At a Feb. 19 performance oversight hearing of the Committee on Executive Administration and Labor, Disability Rights DC (DRDC) told the committee that its 2024 surveys of the District’s voting sites documented dozens of structural and operational barriers that can prevent voters with disabilities from using vote centers or ballot drop boxes.
DRDC’s managing attorney Lindsay Niles told the committee she and her colleagues surveyed “100% of the district's vote centers during the June 2024 primary election and 97.33% of vote centers during the November 2024 general election.” She said the group’s findings included: “during the June 2024 primary election, 10.67 percent of all vote centers were structurally inaccessible,” and DRDC’s preliminary findings for November showed 61.64% (45 of 73) of vote centers surveyed were inaccessible in some way. Niles also raised concerns about ballot drop boxes, saying DRDC found seven drop boxes “structurally inaccessible” in the 2024 general election and several more that were operationally inaccessible because of obstructions or unstable paths.
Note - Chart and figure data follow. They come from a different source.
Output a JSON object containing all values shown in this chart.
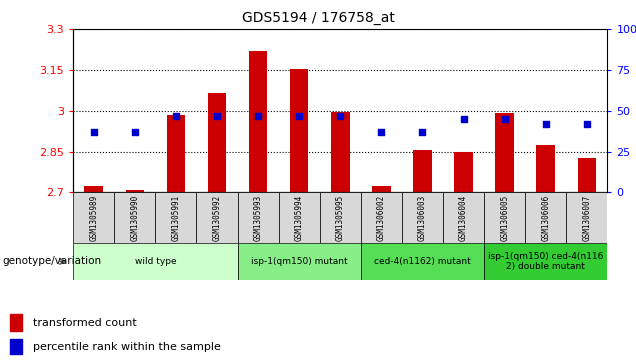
{
  "title": "GDS5194 / 176758_at",
  "samples": [
    "GSM1305989",
    "GSM1305990",
    "GSM1305991",
    "GSM1305992",
    "GSM1305993",
    "GSM1305994",
    "GSM1305995",
    "GSM1306002",
    "GSM1306003",
    "GSM1306004",
    "GSM1306005",
    "GSM1306006",
    "GSM1306007"
  ],
  "transformed_count": [
    2.725,
    2.71,
    2.985,
    3.065,
    3.22,
    3.155,
    2.995,
    2.725,
    2.855,
    2.85,
    2.99,
    2.875,
    2.825
  ],
  "percentile_rank": [
    37,
    37,
    47,
    47,
    47,
    47,
    47,
    37,
    37,
    45,
    45,
    42,
    42
  ],
  "ymin": 2.7,
  "ymax": 3.3,
  "yticks": [
    2.7,
    2.85,
    3.0,
    3.15,
    3.3
  ],
  "right_yticks": [
    0,
    25,
    50,
    75,
    100
  ],
  "bar_color": "#cc0000",
  "dot_color": "#0000cc",
  "groups": [
    {
      "label": "wild type",
      "start": 0,
      "end": 4,
      "color": "#ccffcc"
    },
    {
      "label": "isp-1(qm150) mutant",
      "start": 4,
      "end": 7,
      "color": "#88ee88"
    },
    {
      "label": "ced-4(n1162) mutant",
      "start": 7,
      "end": 10,
      "color": "#55dd55"
    },
    {
      "label": "isp-1(qm150) ced-4(n116\n2) double mutant",
      "start": 10,
      "end": 13,
      "color": "#33cc33"
    }
  ],
  "xlabel": "genotype/variation",
  "legend_bar": "transformed count",
  "legend_dot": "percentile rank within the sample",
  "bar_width": 0.45
}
“Powell Elementary School, which has a very large, steep, and non ADA compliant ramp,” was cited specifically by Niles as an example of a recurring structural barrier DRDC has repeatedly reported. Niles said many problems are operational — failing to place accessible signage, not staffing curbside voting, or not providing accessible parking — and she urged the Board of Elections (BOE) to “ameliorate all operational barriers to accessibility at vote centers and relocate the vote centers that pose structural barriers.” She also asked the committee to monitor BOE’s work before the 2026 elections and the scheduled special election this summer.
BOE Executive Director Monica Evans acknowledged the problems described and said the agency is addressing them. Evans told the committee that accessibility reviews and last‑minute changes occasionally produce discrepancies between a site’s conditions at the time BOE selected it and the site’s condition on setup day. Evans said BOE “work[s] with our partners to install temporary ramps” and to remove barriers when they appear at setup, and she defended BOE’s outreach and training efforts while acknowledging that further work is needed to make access consistent.
Evans also stressed that some of the returned‑mail and drop‑box problems are tied to mailing and addressing issues. On returned mail ballots, she told the committee that “some of the ballots we have received returned as undeliverable were absolutely deliverable and we have confirmed that they were valid addresses,” and said BOE is working with the U.S. Postal Service and pursuing list maintenance to reduce undeliverable returns. DRDC’s testimony and BOE’s response highlighted both structural barriers (ramps, elevators) and operational ones (signage, staffing) as separate problems with different remedies.
Why this matters: structural inaccessibility can make voting physically impossible for some residents, while operational errors (missing signage, unstaffed curbside areas, missing assistive equipment) can create significant barriers on Election Day. The committee heard repeated calls for BOE to relocate or remove vote centers that are structurally inaccessible and to ensure that drop‑box placement follows ADA standards.
What happens next: DRDC asked the committee to monitor BOE’s remediation work before the 2026 elections and the upcoming special election. BOE said it will continue to adjust site selection, work with partner agencies, and improve training and reviews, and the committee indicated it would follow up with BOE staff.
Quotes
"During the entire 2024 election cycle, DRDC surveys found 12 unique vote centers to be structurally inaccessible," — Lindsay Niles, managing attorney, Disability Rights DC at University Legal Services.
"We are trending in the right direction...our messaging campaign is working," — Monica Evans, Executive Director, D.C. Board of Elections (on the decline in undeliverable mail ballots since 2022).
Ending
The committee did not adopt policy at the Feb. 19 hearing; it collected witness testimony and asked BOE for follow‑up materials. The record includes DRDC’s written survey data and BOE’s list‑maintenance plans; the committee said it would monitor BOE’s progress and expects more detailed follow‑up on undeliverable mail and site remediation in the coming weeks.